ひつじ草の挑戦状

色んな思いを綴ってます。

マリアのために…

2013-09-13 | Italy-聖地巡礼の旅-
いつもは静かな、古都シェーナに、
2013年8月16日、
どやどや、人が集まってきた。
駐車場は地元民でいっぱいだ。
今日ここで大変有名な伝統行事が開催されるらしく、
添乗員さん「私も初めてなんですよ」
ベテランの添乗員さんでも滅多にお目に掛かれないという、
その伝統的な御祭りは、
『Palio(パリオ)』

と、紹介してもさっぱりだ。
つまり、競馬という神事だ。
歴史は古く、今から360年ほど前、
日本ではちょうど江戸時代である。
競馬は年二回行われる。
私たちはその二回目に、
かっちんぼっこ(訳・ぶつかった。

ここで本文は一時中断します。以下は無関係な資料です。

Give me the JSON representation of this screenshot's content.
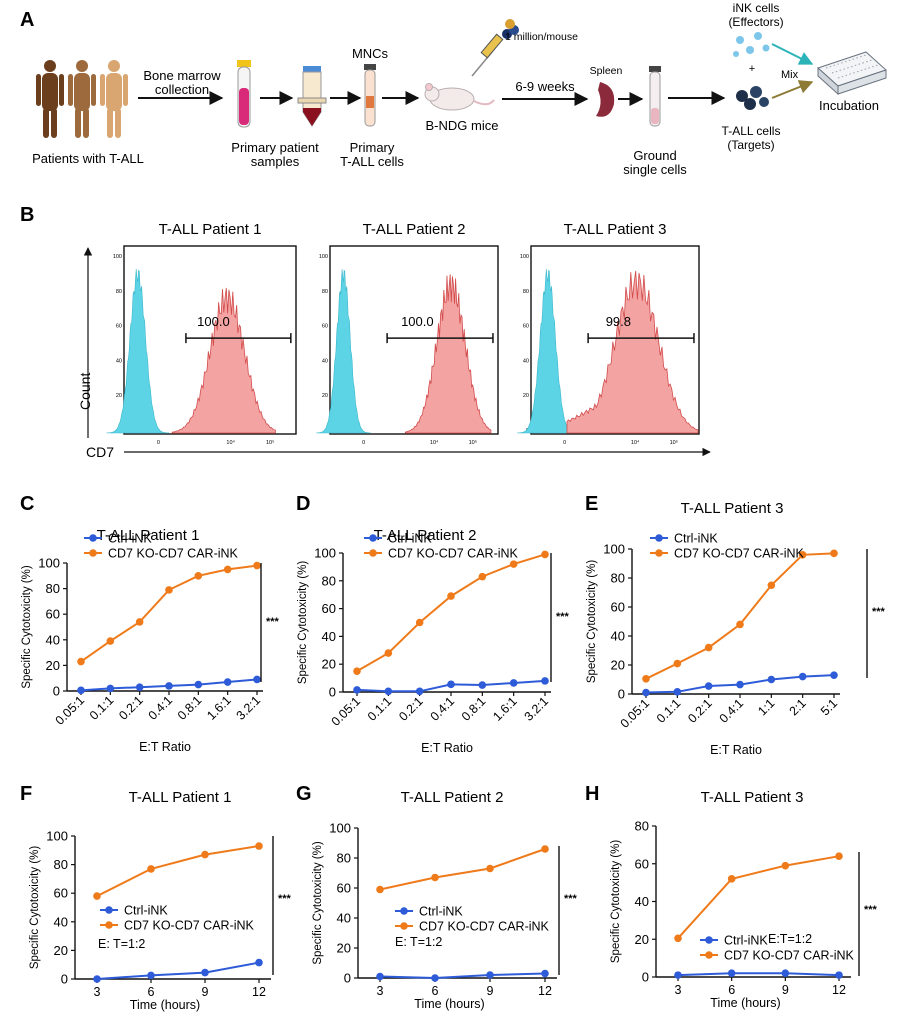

夫だけの方言??)した。

なぜ二回なのか?
二回とも“マリア”が関与している。
シェーナに聖母マリアが訪れた日と、
マリア被昇天祭に合わせてだという。
つまり、マリアのための競馬なのだ?

町の中心にある扇型のカンポ広場(Piazza del Campo)に、

ドーン、と土を入れ、
選ばれし御馬たちが、
走る、走るの激走だ。

余談だか、
Piazza(ピアッツァ)というのは広場という意味であり、
aが抜けると、チーズが絶妙Pizza(ピッツァ)となる。

逸れた話を馬に話を戻すが、人馬一体のこの競技…
騎手と馬を繋ぐ手綱という絆は一応あるのだが、
見よ、鞍が無い。
よって、ずるり、
絆なんて形だけ。
騎手が落馬しても馬さえ走れば、それで良し。
通常競馬のように騎手落馬で、はい失格、とはならないのだ。
とにかく、
馬だけでも目指せGOALで、
万事結果が全てを物語る。
結果良ければ、All OKの御祭りを見るため、
4時以降、
店主「やってられっかよ」と、
店のシャッターを閉めるらしい。
人々は15世紀の衣装をまとい、
17地区それぞれの旗を掲げる。
17種類の旗、それぞれの象徴は、
鷲、イモ虫、カタツムリ、フクロウ、竜、キリン、ヤマアラシ、一角獣、雌オオカミ、貝殻、ガチョウ、波、ヒョウ、森、亀、塔、山羊…である。
それぞれの生き物獣の旗を掲げ、
己の名誉と誇りと、馬を賭ける。

添乗員さん「滅多に見れるものじゃないので…」
丁度、ガチョウ地区の出陣式に差し掛かった。
中に忍び込み、
撮影を試みた。
「パシャ」
撮影を邪魔する夫を蹴散らし、
「ん?」
遠くから、ドンドンドン…太鼓の音が聞こえる。

鼓笛隊が入り、ファンファーレと、観衆の歓声。
そして突如、歓声は止んだ。
しー…ん、
人々はガチョウの神に祈る。
チリーン、鐘の音が響いた。
司祭様が神に祈り捧げているのである。
武運、地区優勝と、人馬の安全祈願だ。
この御祭りは、
シェーナのアニマそのものだという。
アニマ(Anima)とはラテン語で[精神]。

「ガチョウの神よ、
いつまでも祀りの精神が続きますように」
祀りの精神も知らぬ私だが、ものの次いでだ。
私も祈った。
「落馬して怪我しませんように…」

で、結果は、
イモ虫が勝利を収めたそうだ。
ちなみに、ガチョウかは分からないが、やはり落馬があって、
救急車に運ばれたそうだ。…神事も、命がけである。